I began to construct a safety net of sorts around the code I wrote; in addition to automated tests, I started using Facebook's Flowtype and ImmutableJS to have more visibility into and clarity around the data flowing from our database to our users and back again. Recently I switched from Flowtype to TypeScript to have an even more reliable tool in my belt. In addition to these, we use Lodash/fp, True-Myth, and a myriad of other tools designed to keep us honest about the code we write-code which our users are paying us money to use.
This is why we write tests, yes, but trying to force a test suite to provide the sort of granular insight into your code as you're writing it is like trying to force a square peg into a round hole. I like to think I'm a moderately decent programmer, but the number of times TypeScript catches me and says, "Oops, let's take a step back. That's not actually going to work," or, "Looks like you need to add one more prop to your React component before it'll actually work," helps me to realize that I'm just a finite human being and I can't keep the entirety of the code in my mind all at once.
Taking a step back, it's pretty remarkable that someone like me who used to loathe static typing could have had such a change of opinion. I used to think one of the cool things about dynamically typed languages was that they allowed you to quickly prototype an idea without having to cross every T and dot every i. I actually still do think that, but I no longer want to ship prototypes to users unless that's what they're expecting. To put myself in their shoes, if I'm going to pay money to use your software, it better well work or I'll take my money elsewhere.
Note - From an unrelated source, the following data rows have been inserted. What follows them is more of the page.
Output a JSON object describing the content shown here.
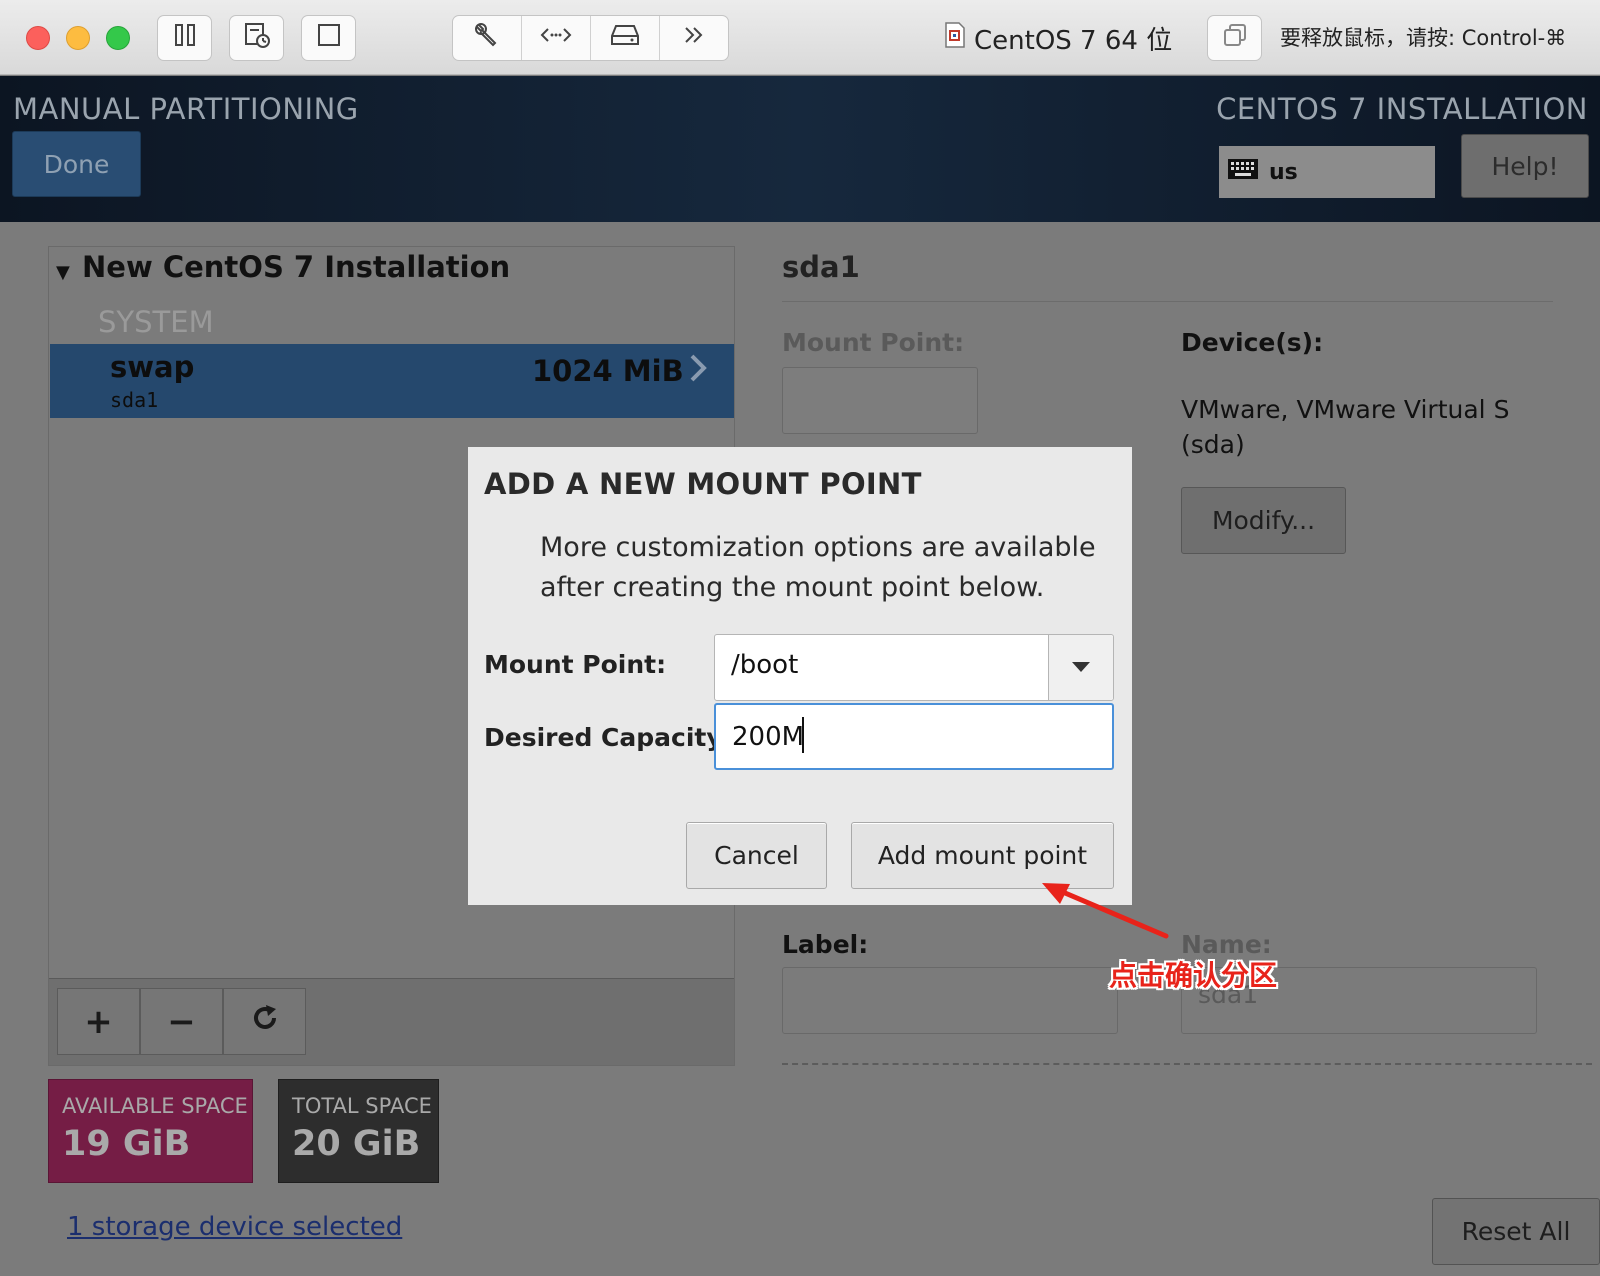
{
  "vm_window": {
    "title": "CentOS 7 64 位",
    "release_hint": "要释放鼠标，请按: Control-⌘"
  },
  "installer_header": {
    "screen_title": "MANUAL PARTITIONING",
    "product": "CENTOS 7 INSTALLATION",
    "done_label": "Done",
    "keyboard_layout": "us",
    "help_label": "Help!"
  },
  "partition_list": {
    "installation_name": "New CentOS 7 Installation",
    "section": "SYSTEM",
    "items": [
      {
        "name": "swap",
        "device": "sda1",
        "size": "1024 MiB"
      }
    ],
    "add_label": "+",
    "remove_label": "−"
  },
  "space": {
    "available_label": "AVAILABLE SPACE",
    "available_value": "19 GiB",
    "total_label": "TOTAL SPACE",
    "total_value": "20 GiB",
    "storage_link": "1 storage device selected",
    "reset_label": "Reset All"
  },
  "details": {
    "title": "sda1",
    "mount_point_label": "Mount Point:",
    "devices_label": "Device(s):",
    "device_name": "VMware, VMware Virtual S (sda)",
    "modify_label": "Modify...",
    "label_label": "Label:",
    "name_label": "Name:",
    "name_value": "sda1"
  },
  "dialog": {
    "title": "ADD A NEW MOUNT POINT",
    "description": "More customization options are available after creating the mount point below.",
    "mount_point_label": "Mount Point:",
    "mount_point_value": "/boot",
    "capacity_label": "Desired Capacity:",
    "capacity_value": "200M",
    "cancel_label": "Cancel",
    "add_label": "Add mount point"
  },
  "annotation": {
    "text": "点击确认分区",
    "color": "#e8231a"
  },
  "colors": {
    "selected_row": "#25486d",
    "available_space": "#751d45",
    "total_space": "#2d2d2d",
    "focus_border": "#4a90d9"
  }
}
Don't hear that as entitlement; if Netflix has a hiccup with a video and says, "Sorry, try again," I'll try it again and move on with my life. But if the software simply doesn't do what it says it will do, that's a different story.
I love statically typing my JavaScript, and one of the coolest things I like about it is being able to write my UIs heedlessly; for the past few days I've been building out a new feature for our React Native app and I haven't even opened it in my simulator yet. TypeScript is helping me to put the blocks together correctly, and when I open it finally, I expect to just have to do some massage work to style it and lay it out correctly.
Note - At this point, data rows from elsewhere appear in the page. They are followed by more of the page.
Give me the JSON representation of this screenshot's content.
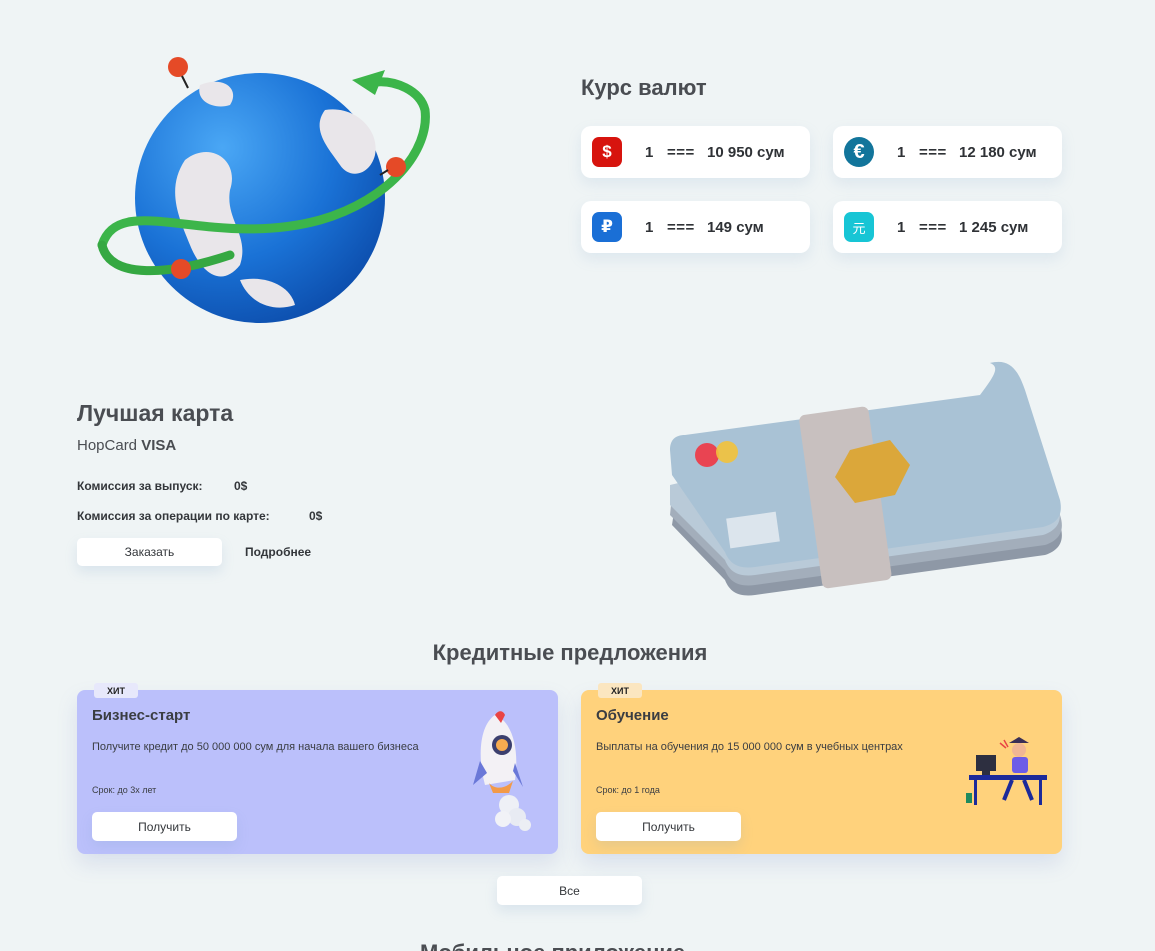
{
  "rates": {
    "title": "Курс валют",
    "items": [
      {
        "symbol": "$",
        "color": "#d7140e",
        "amount": "1",
        "eq": "===",
        "value": "10 950 сум",
        "icon": "dollar-icon"
      },
      {
        "symbol": "€",
        "color": "#12759b",
        "amount": "1",
        "eq": "===",
        "value": "12 180 сум",
        "icon": "euro-icon"
      },
      {
        "symbol": "₽",
        "color": "#1a6fd6",
        "amount": "1",
        "eq": "===",
        "value": "149 сум",
        "icon": "ruble-icon"
      },
      {
        "symbol": "元",
        "color": "#17c5d5",
        "amount": "1",
        "eq": "===",
        "value": "1 245 сум",
        "icon": "yuan-icon"
      }
    ]
  },
  "best_card": {
    "title": "Лучшая карта",
    "subtitle_plain": "HopCard",
    "subtitle_bold": "VISA",
    "issue_label": "Комиссия за выпуск:",
    "issue_value": "0$",
    "ops_label": "Комиссия за операции по карте:",
    "ops_value": "0$",
    "order_button": "Заказать",
    "more_link": "Подробнее"
  },
  "credit": {
    "title": "Кредитные предложения",
    "offers": [
      {
        "badge": "ХИТ",
        "title": "Бизнес-старт",
        "desc": "Получите кредит до 50 000 000 сум для начала вашего бизнеса",
        "term": "Срок: до 3х лет",
        "button": "Получить",
        "bg": "#bbc0fb",
        "badge_bg": "#e7e8fb"
      },
      {
        "badge": "ХИТ",
        "title": "Обучение",
        "desc": "Выплаты на обучения до 15 000 000 сум в учебных центрах",
        "term": "Срок: до 1 года",
        "button": "Получить",
        "bg": "#ffd27c",
        "badge_bg": "#fbe6c0"
      }
    ],
    "all_button": "Все"
  },
  "next_section_peek": "Мобильное приложение"
}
What's next? I would say one of the primary downsides to my current tech stack is that I had to bolt it all together myself. That means things don't always line up exactly right, and there's also the infamous node_modules/
cost to all this. I've been evaluating Elm and Reason precisely because a lot of the pieces I've cobbled together come as part of the package in those languages. My ability to write correct code quickly has improved as a result of some of the tools I currently use, but I long to use a language designed around this workflow.
To summarize, I think static typing makes for a terrible master, but an excellent servant. Nobody likes the feeling of having to placate a compiler just to run the code, but static typing doesn't have to feel that way. When I write Elm, it's like I have a copilot pair-programming with me who is always kind, never judgmental, and quick to help me fix my mistakes and stay in the flow. I won't sugarcoat it: sometimes TS or Elm or Reason or many of the other well-designed type systems can still make it feel like you're just placating a compiler, but I don't think that's a reason to reject them out of hand. They're powerful, valuable tools that can help us think clearly about the code we write as individual programmers, but more importantly, as teams of people building software together.